Auch für die PalästinenserInnen ist die Erzählung klar. Sie hatten friedlich in ihren Dörfern und Städten gelebt, bis die ersten SiedlerInnen aus Europa kamen. Mit diesen hatten sie keine Feindschaft, bis sie feststellen mussten, dass es zu einer jüdischen Massenemigration nach Palästina kommen würde und ein jüdischer Staat gegründet werden sollte, an dem man sie nie teilhaben lassen wollte. Den Krieg gegen die westliche Immigration verlor das arme Bauernvolk unter enormen Verlusten. Es wurde vertrieben oder flüchtete und lebt seitdem in Flüchtlingslagern außerhalb der Heimat, auf die Rückkehr in diese Heimat wartend.
Darin liegt die explosive Gewalt der Flüchtlingsfrage. Denn die Flüchtlinge sind der lebende Beweis für das palästinensische Leid. Von ihrer Warte aus sind ihre Forderungen klar und gemäßigt: Alle 1967 besetzten Gebiete müssen samt dem 1967 eroberten Ostjerusalem zum Staat Palästina gehören, die konkrete Lösung der Flüchtlingsfrage muss fester Bestandteil des endgültigen Friedensvertrages sein. Den PalästinenserInnen scheint das wenig, haben sie damit Anspruch auf gerade 23 Prozent Palästinas.
Als die PalästinenserInnen den Friedensplan ablehnten, war der Aufschrei groß. Nicht einmal Barak gehe ihnen weit genug. Dabei erreiche er einen Punkt, an dem zuvor nur Israels kleine radikale Linke zu orten war. Er wusste keinesfalls die Mehrheit der Bevölkerung hinter sich.
Die israelische Linke fühlte sich von der Gegenseite regelrecht verraten und zerfiel innerhalb weniger Monate.

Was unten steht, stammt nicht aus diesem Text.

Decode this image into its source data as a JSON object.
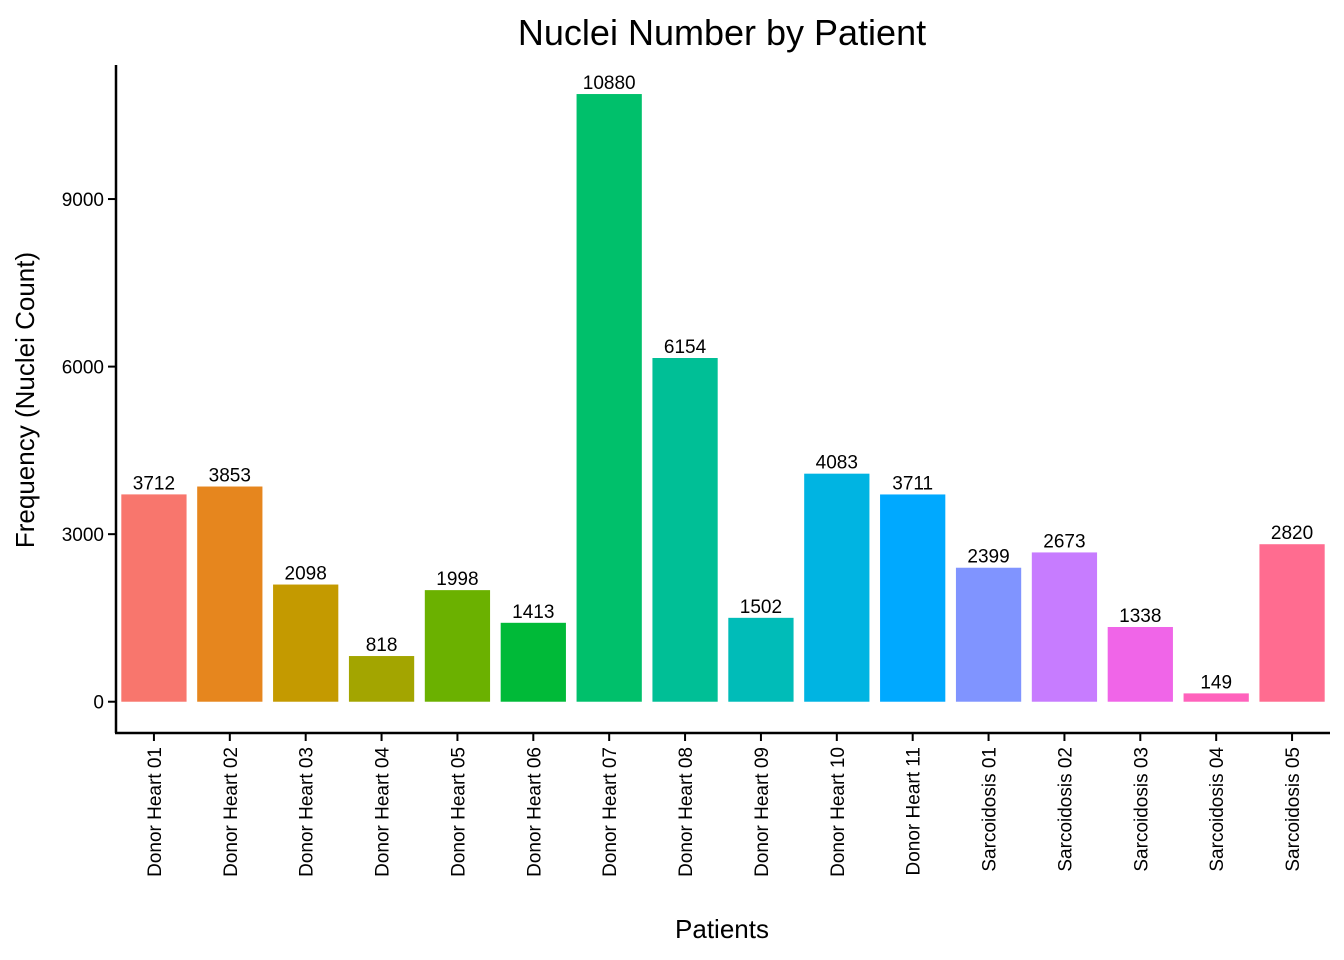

Für sie bewies die Ablehnung, dass es den PalästinenserInnen nicht um eine Kompromisslösung gehe, sondern dass sie die Existenz Israels revidieren wollten. Alles andere sei nur Taktik. Oder wie es der Chefkommentator der linksliberalen israelischen Tageszeitung Ha'aretz formulierte: »Der wirkliche Disput ist nämlich, ob Arafat bei seinen Unternehmungen auf eine Versöhnung zwischen den Völkern zielt , während, den Palästinensern nach, der Krieg gegen Israel und das gesamte jüdische Volk zur Diskussion steht.«
Jetzt also ging es wieder zu wie in alten Zeiten, als der Staat jung war und die Bevölkerung klein und schlecht gerüstet. Es ging um die nackte Existenz des jüdischen Staates. Damit war der Weg frei für eine Rückkehr in die Nestwärme einer Konsensgesellschaft, die ihres Weges sicher ist und jede Situation, auch Bomben und Tote, meistern kann - mit der Kraft, die jene Gewissheit mit sich bringt, keinen anderen Ausweg, keine Alternative parat zu haben.
Das Problem auf der palästinensischen Seite liegt weniger an ihren Positionen als an ihrer Schwäche. Dadurch ist der Spielraum ihrer Führung gering, die Konsequenz ist eine zunehmende Radikalisierung der Straße. Das öffnet den Radikalen die Möglichkeit, Einfluss zu gewinnen. Damit sind Taten auf der Tagesordnung, die eine mögliche Lösung noch weiter verzögern, wenn nicht ganz unmöglich machen können. Bleierne Zeiten.
Tsafrir Cohen arbeitet als Journalist für hebräische und deutschsprachige Medien. Den Text entnahmen wir gekürzt den subtropen Nr. 13 vom Mai 2002.